The spacecraft is due to launch somewhere around July 23 but the date is not yet confirmed, if successful, will be a dramatic progress for China’s space programme.

China has previously successfully landed several lunar landers, but landing on Mars is far trickier due to the planet’s atmosphere. Mars atmosphere will require some sort of heat protection for the craft, and the air would be too thin to rely on parachutes alone for a safe and slow descent.

Landing is not the main objective for the mission, though. Tianwen-1 will explore and gather as much data as possible about the red planet. The orbiter will study the magnetic field and atmosphere of the planet, as well as mapping the surface using a high-resolution camera. While the rover, equipped with a ground-penetrating radar, GPR, will focus on mapping the subsurface of Mars and investigate the presence of ice on the planet.

Perseverance Rover The US, the only nation successful of landing a spacecraft on Mars yet, will land a new rover to accompany its already two operating siblings there, InSight and Curiosity rovers.

Perseverance will launch on July 30 and will land on the Jezero Crater, an area with high potential of finding signs of past microbial life. Breakthrough, if discovered, will mark a historic finding and a solid evidence of Mars being once thriving with at least simple molecules of microbial life. A buoyant proof once and for all that life can form on planets other than Earth.

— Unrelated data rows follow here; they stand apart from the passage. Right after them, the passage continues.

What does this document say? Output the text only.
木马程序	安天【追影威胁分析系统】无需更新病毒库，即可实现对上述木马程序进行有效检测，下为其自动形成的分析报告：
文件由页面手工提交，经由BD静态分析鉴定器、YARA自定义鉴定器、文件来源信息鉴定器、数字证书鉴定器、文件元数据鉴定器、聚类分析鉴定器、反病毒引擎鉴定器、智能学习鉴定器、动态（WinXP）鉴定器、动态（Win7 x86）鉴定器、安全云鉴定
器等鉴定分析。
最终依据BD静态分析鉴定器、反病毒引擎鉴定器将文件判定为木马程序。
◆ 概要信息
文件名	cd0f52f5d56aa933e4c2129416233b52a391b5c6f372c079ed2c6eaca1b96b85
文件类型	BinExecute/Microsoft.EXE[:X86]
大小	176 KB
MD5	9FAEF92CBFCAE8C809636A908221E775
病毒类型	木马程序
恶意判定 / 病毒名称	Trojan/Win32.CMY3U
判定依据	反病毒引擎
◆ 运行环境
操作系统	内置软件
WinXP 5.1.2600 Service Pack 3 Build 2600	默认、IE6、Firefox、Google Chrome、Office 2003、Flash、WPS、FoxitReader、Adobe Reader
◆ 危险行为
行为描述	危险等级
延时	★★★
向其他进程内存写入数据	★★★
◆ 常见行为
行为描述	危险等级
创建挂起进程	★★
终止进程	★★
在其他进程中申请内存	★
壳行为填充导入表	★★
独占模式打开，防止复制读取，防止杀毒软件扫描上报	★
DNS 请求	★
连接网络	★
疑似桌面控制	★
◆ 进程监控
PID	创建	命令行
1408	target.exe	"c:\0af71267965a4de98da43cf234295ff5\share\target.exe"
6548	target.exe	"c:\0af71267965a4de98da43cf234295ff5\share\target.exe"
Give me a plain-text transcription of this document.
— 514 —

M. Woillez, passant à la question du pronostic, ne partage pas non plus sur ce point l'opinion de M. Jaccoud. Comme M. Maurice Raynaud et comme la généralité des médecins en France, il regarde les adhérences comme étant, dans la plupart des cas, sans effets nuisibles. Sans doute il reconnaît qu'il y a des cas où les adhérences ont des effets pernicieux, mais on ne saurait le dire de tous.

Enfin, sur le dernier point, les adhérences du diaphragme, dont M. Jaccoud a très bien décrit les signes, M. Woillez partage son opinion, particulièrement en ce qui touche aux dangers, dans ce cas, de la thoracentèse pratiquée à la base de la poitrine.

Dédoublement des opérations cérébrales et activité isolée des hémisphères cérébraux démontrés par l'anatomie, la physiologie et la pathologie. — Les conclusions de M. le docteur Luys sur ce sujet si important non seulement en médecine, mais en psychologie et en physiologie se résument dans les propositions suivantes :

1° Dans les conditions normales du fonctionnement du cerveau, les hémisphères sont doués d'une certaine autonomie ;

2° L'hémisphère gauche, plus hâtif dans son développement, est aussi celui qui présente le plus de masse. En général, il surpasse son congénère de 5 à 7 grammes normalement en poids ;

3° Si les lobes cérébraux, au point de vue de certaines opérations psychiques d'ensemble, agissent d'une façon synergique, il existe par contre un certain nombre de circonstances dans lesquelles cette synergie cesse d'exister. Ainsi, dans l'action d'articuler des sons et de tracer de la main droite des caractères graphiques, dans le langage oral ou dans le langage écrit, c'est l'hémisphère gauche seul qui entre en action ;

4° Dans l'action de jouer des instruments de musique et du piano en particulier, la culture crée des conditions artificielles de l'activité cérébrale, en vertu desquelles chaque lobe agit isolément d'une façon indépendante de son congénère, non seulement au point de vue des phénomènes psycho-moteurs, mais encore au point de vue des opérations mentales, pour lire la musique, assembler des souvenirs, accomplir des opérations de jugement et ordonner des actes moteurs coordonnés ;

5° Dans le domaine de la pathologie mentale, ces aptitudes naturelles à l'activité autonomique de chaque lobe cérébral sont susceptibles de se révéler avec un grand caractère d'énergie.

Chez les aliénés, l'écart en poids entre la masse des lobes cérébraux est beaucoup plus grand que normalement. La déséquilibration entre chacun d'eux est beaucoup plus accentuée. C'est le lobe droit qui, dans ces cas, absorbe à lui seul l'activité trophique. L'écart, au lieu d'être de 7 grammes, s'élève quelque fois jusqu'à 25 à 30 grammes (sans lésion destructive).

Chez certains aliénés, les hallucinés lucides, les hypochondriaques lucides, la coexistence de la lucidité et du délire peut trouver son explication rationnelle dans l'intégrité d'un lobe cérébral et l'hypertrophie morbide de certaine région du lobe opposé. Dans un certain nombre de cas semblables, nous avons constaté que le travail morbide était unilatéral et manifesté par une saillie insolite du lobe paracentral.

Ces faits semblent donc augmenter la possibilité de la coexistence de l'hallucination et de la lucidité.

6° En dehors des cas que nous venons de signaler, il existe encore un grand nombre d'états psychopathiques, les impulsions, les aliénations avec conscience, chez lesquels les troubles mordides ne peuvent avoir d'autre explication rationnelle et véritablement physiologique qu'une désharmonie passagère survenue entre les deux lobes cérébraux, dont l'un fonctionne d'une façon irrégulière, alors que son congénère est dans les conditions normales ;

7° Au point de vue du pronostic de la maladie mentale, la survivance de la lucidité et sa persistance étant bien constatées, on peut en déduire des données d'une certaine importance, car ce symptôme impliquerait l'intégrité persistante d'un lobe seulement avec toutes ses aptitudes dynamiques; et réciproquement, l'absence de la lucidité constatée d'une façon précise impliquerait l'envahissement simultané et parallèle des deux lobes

The rover will be collecting samples of the red planet’s rocks to bring back to Earth, it will also study Mars’ past climate and geological conditions embedded in its rocks. Rocks in the Jezero Crater, which was once a probable oasis in the past, could have preserved the ancient river’s organic molecules. Studying those rocks will give us a deeper reflection of the planet’s former self.

NASA’s Perseverance will also deliver to Mars a groundbreaking new project, Ingenuity, the first-of-its-kind Mars helicopter. Ingenuity will be the first aircraft to attempt a controlled flight on a different planet. The task is not as easy as it sounds, as Mars has a cruel frigid climate and a very thin low-density atmosphere.

Beating the Clock! There is a very limited time span for sending spacecrafts to Mars in the most efficient, cost-effective way possible. In order to use the minimum energy and fuel consumption required to reach Mars, the two planets need to be aligned on the same side of the sun. The trip would usually take around 7 months to reach its destination.

If these trips are successful in reaching the red planet and yielding fruits, we will be looking forward to tremendous discoveries that’ll give us a better understanding of our neighbor, evident that it was once quite similar to Earth.

Space exploration is a necessary step to understand the vast universe that holds as many secrets as it holds stars, as well as giving us a greater understanding of our own planet’s past and future. Mars will not only give us a better chance at knowing whether life existed elsewhere in the universe, a fundamental humankind question that we are yet to find an answer to, but would also be an obvious and perfect destinations for future human exploration and perhaps settlements outside of Earth.